The discerning B&T readers — AKA you! — have spoken and confirmed what we all thought we knew. Alan Joyce has trashed Qantas’ reputation.
After almost 1,400 votes were cast on our on-site poll asking our dear readers whether they thought Joyce had brought Qantas’ once-impeccable reputation crashing down, more than a third agreed.
However, 401 readers felt as though Joyce was just a passenger in the debacle, believing that Qantas had already received enough bad press of late and that he couldn’t have made its reputation any worse. As a result, the brand will be fine.
But, some 26 per cent of B&T readers are kind-natured souls and felt that Qantas — like every other brand — deserves a second chance. Even despite the failings of its CEO.
Perhaps most concerningly, 8.3 per cent of B&T readers seemed completely flummoxed by the premise of the question and answered “Who’s Alan Joyce and what’s a Qantas?”

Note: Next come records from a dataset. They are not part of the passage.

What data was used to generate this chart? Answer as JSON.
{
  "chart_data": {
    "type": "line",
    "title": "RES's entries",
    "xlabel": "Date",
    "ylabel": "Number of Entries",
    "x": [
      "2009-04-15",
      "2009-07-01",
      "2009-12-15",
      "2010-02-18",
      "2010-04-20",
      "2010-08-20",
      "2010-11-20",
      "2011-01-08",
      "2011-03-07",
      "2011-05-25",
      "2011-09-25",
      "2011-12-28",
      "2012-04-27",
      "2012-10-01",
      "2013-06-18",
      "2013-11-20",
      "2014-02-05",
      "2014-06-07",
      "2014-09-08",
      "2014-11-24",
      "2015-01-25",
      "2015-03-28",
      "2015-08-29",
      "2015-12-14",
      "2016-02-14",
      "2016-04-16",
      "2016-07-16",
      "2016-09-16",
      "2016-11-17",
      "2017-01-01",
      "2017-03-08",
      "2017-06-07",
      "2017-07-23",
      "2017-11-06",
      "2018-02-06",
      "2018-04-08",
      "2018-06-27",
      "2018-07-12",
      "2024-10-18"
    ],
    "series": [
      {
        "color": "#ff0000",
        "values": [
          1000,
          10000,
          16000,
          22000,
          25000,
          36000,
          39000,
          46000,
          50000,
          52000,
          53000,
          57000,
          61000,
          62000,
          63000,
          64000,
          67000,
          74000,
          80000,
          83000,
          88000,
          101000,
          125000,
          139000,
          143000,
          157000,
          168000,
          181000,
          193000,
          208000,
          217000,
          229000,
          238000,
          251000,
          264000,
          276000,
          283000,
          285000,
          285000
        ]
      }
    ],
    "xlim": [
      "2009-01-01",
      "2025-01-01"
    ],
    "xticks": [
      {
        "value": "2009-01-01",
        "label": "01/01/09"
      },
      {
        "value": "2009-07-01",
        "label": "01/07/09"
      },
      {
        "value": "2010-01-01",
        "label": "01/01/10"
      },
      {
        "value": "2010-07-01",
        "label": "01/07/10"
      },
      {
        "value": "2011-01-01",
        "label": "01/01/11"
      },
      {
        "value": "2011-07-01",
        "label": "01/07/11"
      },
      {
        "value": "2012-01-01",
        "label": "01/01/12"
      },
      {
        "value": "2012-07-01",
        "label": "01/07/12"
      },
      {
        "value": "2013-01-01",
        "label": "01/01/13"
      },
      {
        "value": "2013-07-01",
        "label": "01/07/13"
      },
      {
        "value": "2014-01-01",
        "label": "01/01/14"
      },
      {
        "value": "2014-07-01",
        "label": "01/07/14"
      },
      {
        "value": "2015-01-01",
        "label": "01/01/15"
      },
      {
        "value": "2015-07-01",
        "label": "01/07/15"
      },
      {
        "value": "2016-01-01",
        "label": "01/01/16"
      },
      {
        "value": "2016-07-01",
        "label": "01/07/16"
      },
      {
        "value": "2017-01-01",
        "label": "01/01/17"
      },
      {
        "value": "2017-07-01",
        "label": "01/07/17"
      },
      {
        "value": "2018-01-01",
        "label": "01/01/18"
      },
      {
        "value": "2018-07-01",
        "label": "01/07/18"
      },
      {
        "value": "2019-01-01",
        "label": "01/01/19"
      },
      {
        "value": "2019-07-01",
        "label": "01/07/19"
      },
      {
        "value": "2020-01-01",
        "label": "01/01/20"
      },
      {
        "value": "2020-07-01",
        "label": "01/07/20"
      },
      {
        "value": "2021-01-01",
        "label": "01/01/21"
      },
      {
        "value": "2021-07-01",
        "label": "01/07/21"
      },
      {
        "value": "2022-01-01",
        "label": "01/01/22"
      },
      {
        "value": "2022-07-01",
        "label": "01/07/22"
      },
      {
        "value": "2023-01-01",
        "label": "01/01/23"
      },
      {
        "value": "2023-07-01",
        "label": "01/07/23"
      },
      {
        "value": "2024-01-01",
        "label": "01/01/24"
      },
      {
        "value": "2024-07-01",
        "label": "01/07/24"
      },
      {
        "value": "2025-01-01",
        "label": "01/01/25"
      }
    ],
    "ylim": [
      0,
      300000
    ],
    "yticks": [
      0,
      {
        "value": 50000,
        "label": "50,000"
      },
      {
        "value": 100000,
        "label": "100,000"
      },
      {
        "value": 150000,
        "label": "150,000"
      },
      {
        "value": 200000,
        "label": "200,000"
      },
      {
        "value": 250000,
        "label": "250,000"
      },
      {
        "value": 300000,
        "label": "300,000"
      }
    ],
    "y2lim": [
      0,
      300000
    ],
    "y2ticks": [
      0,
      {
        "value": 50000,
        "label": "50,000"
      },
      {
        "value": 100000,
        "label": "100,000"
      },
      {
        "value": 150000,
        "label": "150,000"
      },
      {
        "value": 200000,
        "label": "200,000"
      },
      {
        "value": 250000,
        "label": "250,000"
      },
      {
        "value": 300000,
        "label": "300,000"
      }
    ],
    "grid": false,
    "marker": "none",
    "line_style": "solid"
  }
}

But, despite Joyce’s departure as CEO last week, it seems as though the airline is still experiencing some turbulence. Earlier today, it lost a case in the High Court after sacking 1,700 baggage handlers and cleaners during the COVID pandemic.
The jobs of baggage handlers and cleaners at 10 airports were outsourced and the airline said that it needed to make the changes after its business plummeted by more than 90 per cent during the pandemic.
However, the Transport Workers’ Union (TWU) told the High Court that the airline had also been motivated to head off industrial action when things returned to normal and that the sackings were in breach of the Fair Work Act, which prohibited actions that interfered with a worker’s rights.
“The Joyce regime has been toppled, but the airline cannot achieve the reset necessary for its survival under the same board that resided over the largest case of illegal sackings in Australian corporate history,” TWU national secretary Michael Kaine said outside court.